El Tribunal Supremo ordenó su ingreso en prisión provisional junto al de su exasesor, Koldo García, debido al riesgo de fuga en una investigación por presunta corrupción vinculada a contratos públicos durante la pandemia. La Fiscalía reclama penas severas por estos hechos, que han generado impacto tanto en el Gobierno como en el partido que apoyó durante años.
Desde la prisión, Ábalos ha emprendido una estrategia pública contra antiguos miembros del Ejecutivo. Mediante mensajes difundidos en una cuenta que ya no administra personalmente, sostiene su inocencia y denuncia lo que considera una persecución política. Asegura que su encarcelamiento no logrará silenciarlo ni minar su determinación para defenderse.
También ha señalado presuntas irregularidades dentro del Gobierno, incluyendo decisiones adoptadas al margen de la legalidad y maniobras poco claras relacionadas con fondos públicos. Estas declaraciones han generado preocupación en el entorno socialista, donde su figura ahora se considera un obstáculo político.

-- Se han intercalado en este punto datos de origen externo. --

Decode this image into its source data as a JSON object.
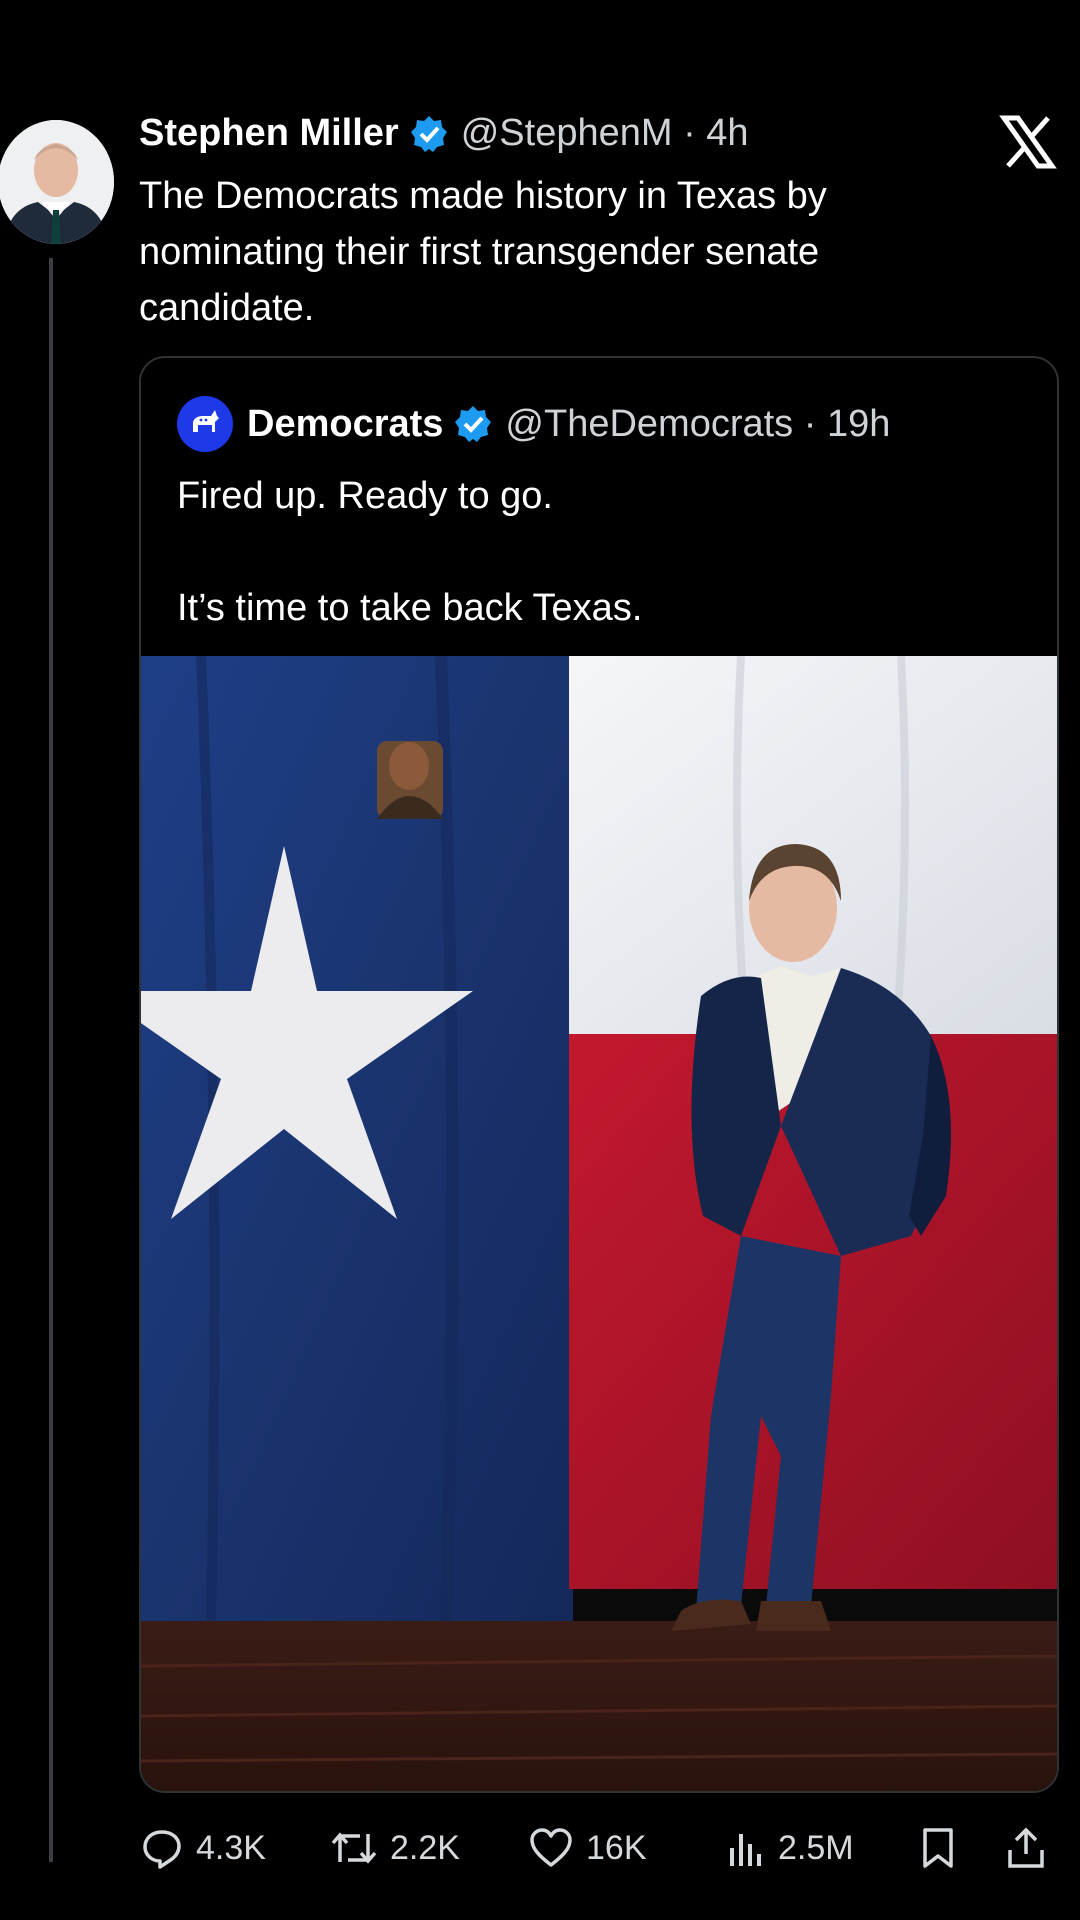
{
  "tweet": {
    "author_name": "Stephen Miller",
    "handle_time": "@StephenM · 4h",
    "text": "The Democrats made history in Texas by nominating their first transgender senate candidate."
  },
  "quote": {
    "author_name": "Democrats",
    "handle_time": "@TheDemocrats · 19h",
    "text": "Fired up. Ready to go.\n\nIt’s time to take back Texas."
  },
  "actions": {
    "replies": "4.3K",
    "reposts": "2.2K",
    "likes": "16K",
    "views": "2.5M"
  },
  "icons": {
    "close": "x-logo-icon",
    "reply": "reply-icon",
    "repost": "repost-icon",
    "like": "heart-icon",
    "views": "views-icon",
    "bookmark": "bookmark-icon",
    "share": "share-icon",
    "verified": "verified-badge-icon"
  },
  "colors": {
    "background": "#000000",
    "verified": "#1d9bf0",
    "flag_blue": "#1d3a7a",
    "flag_red": "#b3142a",
    "flag_white": "#eef0f4"
  }
}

Las respuestas desde el Ejecutivo han sido comedidas. Si bien algunos funcionarios califican la situación como “muy delicada”, se enfatiza que la justicia debe actuar con autonomía y que nadie está por encima de la ley. Al mismo tiempo, se procura distanciarse de quien fue en su momento uno de los líderes más influyentes del partido.
Mientras tanto, la causa judicial continúa su desarrollo. La defensa de Ábalos ha presentado un recurso contra la orden de prisión y en las próximas semanas se decidirá si continúa su reclusión y si pierde derechos parlamentarios de forma definitiva. Este procedimiento tiene el potencial de ser uno de los mayores escándalos políticos y judiciales recientes en España.